Wembanyama loves Legos. He looked down at the 4-foot replica when he saw it and smiled. And then he sat next to Spurs general manager Brian Wright and started to talk business.

The scene was a perfect microcosm of Wembanyama’s world right now. He’s still a teenager, albeit a very big one, at 19 years old and not averse to saying that he enjoys building things with Legos. And he’s also the player, who seems incredibly mature for his age, on a world stage that the Spurs are betting on to change their fortunes and help them return to championship contention.

“I feel like they’ve already started to take great care of me,” Wembanyama said.

They have to. The world is watching. And the hype level is already incredibly high.

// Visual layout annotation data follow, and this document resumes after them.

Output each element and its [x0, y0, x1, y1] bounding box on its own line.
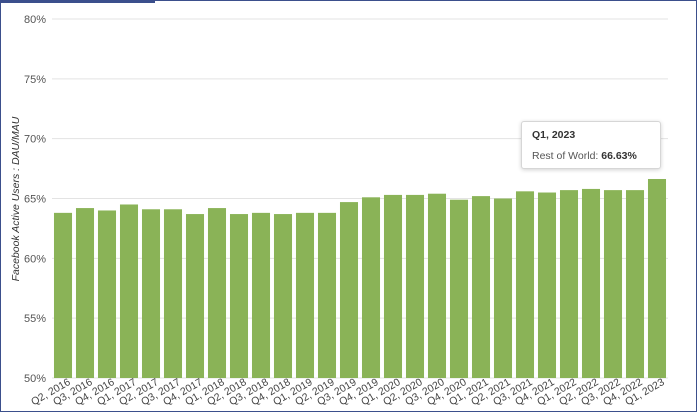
y-axis-ticks: 50% 55% 60% 65% 70% 75% 80% — [24, 14, 46, 385]
bar[interactable] — [141, 209, 161, 378]
bar[interactable] — [207, 208, 227, 378]
tooltip-value: 66.63% — [601, 150, 637, 162]
bar[interactable] — [581, 188, 601, 378]
y-tick-label: 70% — [24, 134, 46, 146]
bar[interactable] — [537, 192, 557, 378]
bar[interactable] — [427, 193, 447, 378]
bar[interactable] — [383, 194, 403, 378]
bar[interactable] — [163, 209, 183, 378]
bar[interactable] — [515, 191, 535, 378]
bar[interactable] — [449, 199, 469, 378]
bar[interactable] — [119, 204, 139, 378]
bars — [53, 178, 667, 379]
bar[interactable] — [559, 190, 579, 378]
tooltip-series-label: Rest of World: — [532, 150, 599, 162]
bar[interactable] — [273, 214, 293, 378]
top-accent-bar — [0, 0, 155, 3]
tooltip-title: Q1, 2023 — [532, 129, 576, 141]
bar[interactable] — [229, 214, 249, 378]
bar[interactable] — [317, 212, 337, 378]
bar[interactable] — [75, 208, 95, 378]
bar[interactable] — [647, 178, 667, 378]
y-tick-label: 65% — [24, 194, 46, 206]
y-tick-label: 55% — [24, 313, 46, 325]
bar[interactable] — [471, 196, 491, 378]
y-tick-label: 60% — [24, 253, 46, 265]
y-axis-label: Facebook Active Users : DAU/MAU — [10, 116, 22, 281]
bar[interactable] — [339, 202, 359, 378]
y-tick-label: 75% — [24, 74, 46, 86]
bar[interactable] — [603, 190, 623, 378]
bar[interactable] — [97, 210, 117, 378]
bar[interactable] — [295, 212, 315, 378]
bar[interactable] — [251, 212, 271, 378]
y-tick-label: 80% — [24, 14, 46, 26]
bar[interactable] — [625, 190, 645, 378]
bar[interactable] — [493, 198, 513, 379]
bar[interactable] — [53, 212, 73, 378]
tooltip-row: Rest of World: 66.63% — [532, 150, 650, 162]
bar[interactable] — [361, 197, 381, 378]
bar[interactable] — [185, 214, 205, 378]
tooltip: Q1, 2023 Rest of World: 66.63% — [521, 121, 661, 169]
bar[interactable] — [405, 194, 425, 378]
y-tick-label: 50% — [24, 373, 46, 385]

The notion of basketball being a global game and the NBA being a global league is not new, with roughly one out of every four players in the league born outside of the United States. But there’s never been an international player coming into the NBA with the hubbub that Wembanyama has; he’s already a global brand and global phenomenon even without playing an NBA game.

Not even LeBron James had this much global attention when he came into the league 20 years ago.

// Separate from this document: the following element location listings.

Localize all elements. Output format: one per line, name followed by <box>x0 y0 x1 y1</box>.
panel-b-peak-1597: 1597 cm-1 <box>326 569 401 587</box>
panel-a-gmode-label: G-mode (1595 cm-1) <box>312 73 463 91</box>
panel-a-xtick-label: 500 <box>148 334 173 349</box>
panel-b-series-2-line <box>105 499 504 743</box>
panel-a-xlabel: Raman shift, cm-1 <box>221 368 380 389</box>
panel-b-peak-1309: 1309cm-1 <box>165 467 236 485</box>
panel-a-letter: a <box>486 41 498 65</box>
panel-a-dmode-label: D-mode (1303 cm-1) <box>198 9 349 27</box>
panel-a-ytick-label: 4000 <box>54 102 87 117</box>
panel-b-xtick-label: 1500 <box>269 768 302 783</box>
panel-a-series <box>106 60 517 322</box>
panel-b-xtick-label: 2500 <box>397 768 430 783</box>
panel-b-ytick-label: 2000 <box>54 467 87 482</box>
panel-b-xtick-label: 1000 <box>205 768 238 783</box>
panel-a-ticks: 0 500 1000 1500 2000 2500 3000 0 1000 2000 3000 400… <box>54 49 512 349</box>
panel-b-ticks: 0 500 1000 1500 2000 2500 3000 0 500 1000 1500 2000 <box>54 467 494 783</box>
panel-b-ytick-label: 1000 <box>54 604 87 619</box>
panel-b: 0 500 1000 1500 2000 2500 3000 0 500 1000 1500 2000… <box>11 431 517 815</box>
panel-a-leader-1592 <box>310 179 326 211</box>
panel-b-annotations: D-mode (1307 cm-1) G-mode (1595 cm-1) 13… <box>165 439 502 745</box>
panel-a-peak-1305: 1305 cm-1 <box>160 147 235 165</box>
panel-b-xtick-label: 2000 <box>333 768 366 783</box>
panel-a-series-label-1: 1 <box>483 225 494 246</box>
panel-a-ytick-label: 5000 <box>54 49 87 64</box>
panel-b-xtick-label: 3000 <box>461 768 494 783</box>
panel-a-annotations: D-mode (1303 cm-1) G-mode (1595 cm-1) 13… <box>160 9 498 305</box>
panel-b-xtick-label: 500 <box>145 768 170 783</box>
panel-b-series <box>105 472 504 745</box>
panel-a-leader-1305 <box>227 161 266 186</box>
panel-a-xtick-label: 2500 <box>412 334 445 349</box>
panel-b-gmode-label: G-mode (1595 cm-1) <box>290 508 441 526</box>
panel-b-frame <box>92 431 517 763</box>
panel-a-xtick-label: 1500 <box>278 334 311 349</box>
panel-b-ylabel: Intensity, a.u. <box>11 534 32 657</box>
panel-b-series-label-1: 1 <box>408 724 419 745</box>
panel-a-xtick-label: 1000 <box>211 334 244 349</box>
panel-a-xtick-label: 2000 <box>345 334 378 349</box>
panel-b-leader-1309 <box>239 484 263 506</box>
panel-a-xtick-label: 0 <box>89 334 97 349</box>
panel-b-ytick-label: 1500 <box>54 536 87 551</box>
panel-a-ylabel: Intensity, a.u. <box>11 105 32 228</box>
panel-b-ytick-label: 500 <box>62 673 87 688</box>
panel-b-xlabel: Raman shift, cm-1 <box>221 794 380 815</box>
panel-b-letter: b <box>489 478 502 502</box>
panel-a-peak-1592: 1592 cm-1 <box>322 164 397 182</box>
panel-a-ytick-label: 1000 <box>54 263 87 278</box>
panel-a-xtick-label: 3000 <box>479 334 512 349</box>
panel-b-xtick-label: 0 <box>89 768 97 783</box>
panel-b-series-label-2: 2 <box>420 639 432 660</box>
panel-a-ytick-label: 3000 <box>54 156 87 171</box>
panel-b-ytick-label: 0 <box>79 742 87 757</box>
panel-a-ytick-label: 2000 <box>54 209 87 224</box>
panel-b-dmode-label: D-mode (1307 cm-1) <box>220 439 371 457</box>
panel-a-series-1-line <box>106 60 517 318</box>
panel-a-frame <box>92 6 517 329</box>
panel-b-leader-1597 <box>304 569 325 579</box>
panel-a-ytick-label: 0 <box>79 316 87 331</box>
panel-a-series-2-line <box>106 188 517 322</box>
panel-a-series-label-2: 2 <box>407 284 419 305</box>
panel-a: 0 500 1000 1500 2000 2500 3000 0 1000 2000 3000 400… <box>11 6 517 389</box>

The Kid from Akron, as he still calls himself, is one of the biggest success stories in the history of sports — grew up with almost nothing, instantly found fame and fortune as a teenager thanks to an enormous Nike contract that he signed when he entered the league, now is a billionaire, the all-time scoring leader in NBA history and still going strong.

LeBron was a big, big, big deal in the U.S. in 2003.

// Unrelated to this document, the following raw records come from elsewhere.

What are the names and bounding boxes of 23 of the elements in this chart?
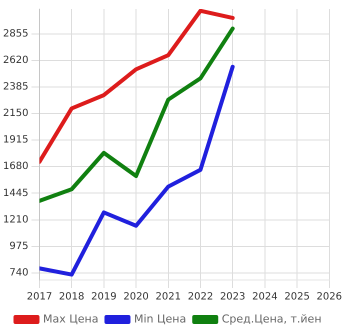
x-tick-label: 2021 [156, 292, 181, 303]
x-tick-label: 2020 [123, 292, 149, 303]
x-tick-label: 2022 [188, 292, 214, 303]
x-tick-label: 2018 [58, 292, 84, 303]
y-tick-label: 1445 [2, 188, 28, 199]
y-tick-label: 1915 [2, 134, 28, 146]
y-tick-label: 2150 [2, 108, 28, 120]
x-tick-label: 2017 [26, 292, 52, 303]
legend-label: Max Цена [42, 312, 98, 326]
legend-label: Min Цена [134, 312, 186, 326]
x-tick-label: 2023 [220, 292, 246, 303]
legend-label: Сред.Цена, т.йен [222, 312, 322, 326]
y-tick-label: 1680 [2, 161, 28, 172]
y-tick-label: 2855 [2, 28, 28, 40]
y-tick-label: 1210 [2, 214, 28, 226]
x-tick-label: 2025 [284, 292, 310, 303]
x-tick-label: 2024 [252, 292, 278, 303]
y-tick-label: 2385 [2, 82, 28, 93]
y-tick-label: 740 [9, 267, 28, 278]
x-tick-label: 2026 [316, 292, 342, 303]
x-tick-label: 2019 [91, 292, 117, 303]
y-tick-label: 2620 [2, 55, 28, 66]
y-tick-label: 975 [9, 240, 28, 252]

Wembanyama is a big, big, big deal globally right now. That’s the difference.

Stories have been written about him in English, French and Spanish over the weekend. He speaks English just about perfectly, and now that he’s in San Antonio he wants to learn Spanish as well. If he plays for France in the Basketball World Cup this summer — something he wants to do, but time will tell if the Spurs are on board with that plan — he’ll be playing games in Indonesia and the Philippines.

And if he plays on that world stage, he will be getting as much attention as any player in the tournament. Same goes for when he plays at Summer League next month. And it’ll be the case when the NBA season opens; Denver will raise a banner and get championship rings on opening night, some free agents that’ll start agreeing to new deals in the next few days will be in new cities, but every storyline to start the season will have Wembanyama’s 7-foot-plus shadow looming somewhere around it as well.

“Because of all the hype, he’ll have a target on his back,” Spurs coach Gregg Popovich said. “So more than Os and Xs to begin with, we’ll be most interested in setting a framework in an environment where he’s comfortable, where he can be Victor. He’s not LeBron or Tim (Duncan) or Kobe (Bryant) or anybody else. He’s Victor and that’s who we want him to be.”

His presence just adds to the level of international stardom in the league right now.

The reigning NBA Finals MVP is Denver’s Nikola Jokic of Serbia, the reigning league MVP and scoring champion is Philadelphia’s Joel Embiid of Cameroon, and the top three finishers in that MVP race this season were all international players — Embiid, Jokic and Greece’s Giannis Antetokounmpo of Milwaukee. That trio has combined for the last five MVP awards; Dallas’ Luka Doncic of Slovenia should be in the MVP mix for years to come as well.

There’s even talk of a World vs. the U.S. format to the All-Star Game before long. That might be a heck of a challenge for the American side.

“We’re really seeing the ongoing continued growth of this league,” Commissioner Adam Silver said earlier this year. “I know David Stern, who unfortunately is no longer with us, but it was so much of his vision to turn this into the global game it’s become today. If he’s looking down on us, I know he’d be incredibly proud of those numbers.”

Stern would have loved Wembanyama.

The teenager — already being mentored by past Spurs great big men like Duncan and David Robinson, along with French Spurs Tony Parker and Boris Diaw — is worldly, mature, engaging, funny and somehow has stayed humble even with all the attention. His family shuns the spotlight. They want no part of the attention. Wembanyama’s parents are almost always around, but never meddling.

“To my family, it’s got to be weird sometimes,” Wembanyama said. “It’s got to be strange. There’s a lot of new stuff. But they’re really smart and grounded people. Whenever I need to find stability, I can go to them.”

He’s going to need those bits of normalcy. The challenge that awaits him is as tall as he is and the world is watching.